Set during the Christmas season, director Joey Travolta‘s independent film Carol of the Bells is a small endeavor with a rather challenging story, all things considered, putting its focus on a complicated connection that doesn’t get all that much attention in movies. Written by J.C. Peterson, it’s clearly a personal effort among the filmmakers, working hard to create a family-friendly movie stacked with plenty of questions but not so inaccessible.

While holiday themes lie mostly to the peripheral, the angst of choices made and haunted pasts play on more than one generation as truths come to light. Scott struggles with what to do about his mother Carol (Andrea F. Friedman), while Carol’s mother Helen (Donna Mills) grapples with her own demons, all the while Karen trying to bridge the gaps that have left them separated for far too long. This leaves the film spinning a few emotional plates for a short while, Carol living in a specialized residential home with other developmentally disabled members of the community, knowing full well she had a baby but never able to raise it.

As such, there are few turns in Carol of the Bells, aside from the one at its heart, the film purposefully toned down for a family viewing experience. This is a micro-budget story with few sets and a steady play of somber piano notes keeping company of a small cast mostly taking hold of the poignancy the plot unpacks and convincing us it’s all real.

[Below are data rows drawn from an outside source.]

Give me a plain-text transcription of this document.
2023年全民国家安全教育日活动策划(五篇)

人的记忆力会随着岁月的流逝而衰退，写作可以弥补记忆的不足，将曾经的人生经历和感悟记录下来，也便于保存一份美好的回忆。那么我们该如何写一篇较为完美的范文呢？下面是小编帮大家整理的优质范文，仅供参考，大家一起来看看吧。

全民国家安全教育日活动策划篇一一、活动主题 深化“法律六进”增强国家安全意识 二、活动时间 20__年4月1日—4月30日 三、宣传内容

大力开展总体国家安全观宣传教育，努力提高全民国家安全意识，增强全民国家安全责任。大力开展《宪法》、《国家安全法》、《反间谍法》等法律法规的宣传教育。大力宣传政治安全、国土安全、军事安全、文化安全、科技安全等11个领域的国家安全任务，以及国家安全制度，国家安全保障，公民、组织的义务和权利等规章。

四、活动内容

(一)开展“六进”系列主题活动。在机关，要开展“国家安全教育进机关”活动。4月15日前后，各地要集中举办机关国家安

What’s truly of note though is actually not what you see on the screen but how it got there, with most of the film’s crew themselves developmentally challenged, which is a mighty achievement and one well worth recognizing (Friedman for example has Down syndrome and has been acting periodically in movies and TV since the early 1990s). Try for a moment to think about the challenges involved in accomplishing what they did, and you can’t help but see the movie with new eyes. It truly makes watching an entirely different experience, as it should.

Either way, Travolta has a long history in the business, both in front of and behind the camera, here offering up an innocent and honest little movie that knows which strings to tug, and while it might not have the production to level a more hearty emotional boom by its end, seems not aiming for such anyway, rather looking to keep Carol of the Bells a modest and sincere family drama.